Total RNA was isolated with Tri Reagent (Molecular Researh Center, Cincinnati, OH, USA). The forward and reverse primer sequences are as follows: iNOS: 5'-CTG CAG CAC TTG GAT CAG GAA CCT G-3', 5'-GGG AGT AGC CTG TGT GCA CCT GGA A-3'; and β-actin: 5'-TGG AAT CCT GTG GCA TCC ATG AAA C-3', 5'-TAA AAC GCA GCT CAG TAA CAG TCC G-3'. Equal amounts of RNA were reverse transcribed into cDNA with oligo(dT)15 primers. PCR was performed with cDNA and each primer. Samples were heated to 94℃ for 5 min and cycled 30 times at 94℃ for 1 min, 55℃ for 1.5 min, and 94℃ for 1 min, after which an additional extension step at 72℃ for 5 min was included. PCR products were electrophoresed in 8% polyacrylamide gel followed by staining in ethidium bromide. The iNOS and β-actin primers produce amplified products at 311 and 349 bp, respectively.

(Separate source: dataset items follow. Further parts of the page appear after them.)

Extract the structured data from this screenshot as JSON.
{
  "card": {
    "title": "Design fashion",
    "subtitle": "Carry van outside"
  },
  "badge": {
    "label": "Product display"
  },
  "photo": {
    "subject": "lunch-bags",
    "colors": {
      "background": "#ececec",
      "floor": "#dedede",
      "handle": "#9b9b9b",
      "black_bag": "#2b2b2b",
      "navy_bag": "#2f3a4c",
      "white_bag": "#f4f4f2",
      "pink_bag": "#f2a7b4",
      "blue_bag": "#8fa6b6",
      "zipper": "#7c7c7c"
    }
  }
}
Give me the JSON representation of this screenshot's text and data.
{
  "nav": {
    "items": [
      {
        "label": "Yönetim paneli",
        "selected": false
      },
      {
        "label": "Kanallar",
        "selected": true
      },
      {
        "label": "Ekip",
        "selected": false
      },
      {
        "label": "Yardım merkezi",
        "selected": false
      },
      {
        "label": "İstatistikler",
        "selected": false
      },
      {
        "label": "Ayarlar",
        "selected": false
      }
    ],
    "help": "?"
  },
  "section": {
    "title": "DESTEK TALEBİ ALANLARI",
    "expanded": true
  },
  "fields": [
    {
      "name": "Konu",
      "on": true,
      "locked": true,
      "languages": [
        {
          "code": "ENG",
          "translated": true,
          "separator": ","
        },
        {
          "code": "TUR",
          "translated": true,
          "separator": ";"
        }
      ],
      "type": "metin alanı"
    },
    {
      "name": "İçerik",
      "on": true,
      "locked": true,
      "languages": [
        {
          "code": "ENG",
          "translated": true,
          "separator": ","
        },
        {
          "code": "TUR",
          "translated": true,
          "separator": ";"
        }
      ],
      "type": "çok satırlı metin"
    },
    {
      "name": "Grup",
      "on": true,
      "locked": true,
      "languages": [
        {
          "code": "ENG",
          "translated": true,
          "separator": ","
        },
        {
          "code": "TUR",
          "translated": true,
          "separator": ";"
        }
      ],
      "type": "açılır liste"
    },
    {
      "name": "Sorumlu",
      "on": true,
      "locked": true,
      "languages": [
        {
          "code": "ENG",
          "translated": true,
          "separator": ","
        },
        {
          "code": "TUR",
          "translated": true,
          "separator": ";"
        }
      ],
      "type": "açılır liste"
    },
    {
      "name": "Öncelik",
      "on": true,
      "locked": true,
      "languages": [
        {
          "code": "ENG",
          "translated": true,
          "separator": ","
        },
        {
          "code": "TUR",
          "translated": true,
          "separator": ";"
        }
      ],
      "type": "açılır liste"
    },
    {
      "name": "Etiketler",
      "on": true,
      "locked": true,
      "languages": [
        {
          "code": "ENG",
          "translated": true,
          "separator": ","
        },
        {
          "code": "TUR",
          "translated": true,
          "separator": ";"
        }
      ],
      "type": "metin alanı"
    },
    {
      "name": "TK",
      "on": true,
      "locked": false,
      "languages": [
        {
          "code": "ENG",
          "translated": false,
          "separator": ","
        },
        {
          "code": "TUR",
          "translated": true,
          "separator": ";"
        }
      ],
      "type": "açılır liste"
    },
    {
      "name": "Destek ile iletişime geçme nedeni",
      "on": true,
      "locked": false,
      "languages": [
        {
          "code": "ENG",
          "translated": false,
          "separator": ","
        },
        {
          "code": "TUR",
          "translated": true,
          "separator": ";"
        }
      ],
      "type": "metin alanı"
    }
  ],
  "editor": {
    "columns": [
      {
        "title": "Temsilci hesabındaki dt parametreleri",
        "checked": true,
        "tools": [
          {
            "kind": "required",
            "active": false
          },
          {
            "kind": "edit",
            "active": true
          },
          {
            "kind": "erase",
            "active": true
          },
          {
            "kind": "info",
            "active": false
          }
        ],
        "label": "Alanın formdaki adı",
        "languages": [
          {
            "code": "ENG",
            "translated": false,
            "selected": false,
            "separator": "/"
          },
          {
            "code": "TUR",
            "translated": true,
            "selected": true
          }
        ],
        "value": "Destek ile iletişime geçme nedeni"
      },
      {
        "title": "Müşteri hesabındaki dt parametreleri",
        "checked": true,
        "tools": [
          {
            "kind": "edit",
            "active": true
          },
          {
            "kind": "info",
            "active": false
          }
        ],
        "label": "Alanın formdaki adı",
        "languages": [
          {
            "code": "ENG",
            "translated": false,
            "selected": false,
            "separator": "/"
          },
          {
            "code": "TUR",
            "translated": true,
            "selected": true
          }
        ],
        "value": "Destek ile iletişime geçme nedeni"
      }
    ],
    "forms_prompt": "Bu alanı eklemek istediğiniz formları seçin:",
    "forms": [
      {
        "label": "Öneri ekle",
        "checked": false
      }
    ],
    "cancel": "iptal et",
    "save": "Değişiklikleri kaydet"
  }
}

Western immunoblot analysis

Whole cell lysates were separated by 10% SDS-PAGE, then electro-transferred to nitrocellulose membranes (Amersham International, Buckinghamshire, UK). The membranes were preincubated for 1 hr at room temperature in Tris-buffered saline, pH 7.6 containing 0.05% Tween-20 and 3% bovine serum albumin. The nitrocellulose membranes were incubated with specific antibodies. Immunoreactive bands were then detected by incubation with conjugates of antirabbit IgG with horseradish peroxidase and enhanced chemiluminescence reagents (Amersham). Antibodies against, p38, phospho-p38 (Thr180/Tyr182), ERK1/2, phospho-ERK1/2 (Thr202/Tyr204), JNK, phospho-SAPK/JNK (Thr183/Tyr185), and β-actin were obtained from Cell Signaling Biotechnology, Inc (MA, USA). Goat anti rabbit IgG-HRP antibody was from purchased from Santa Cruz Biotechnology, Inc (CA, USA).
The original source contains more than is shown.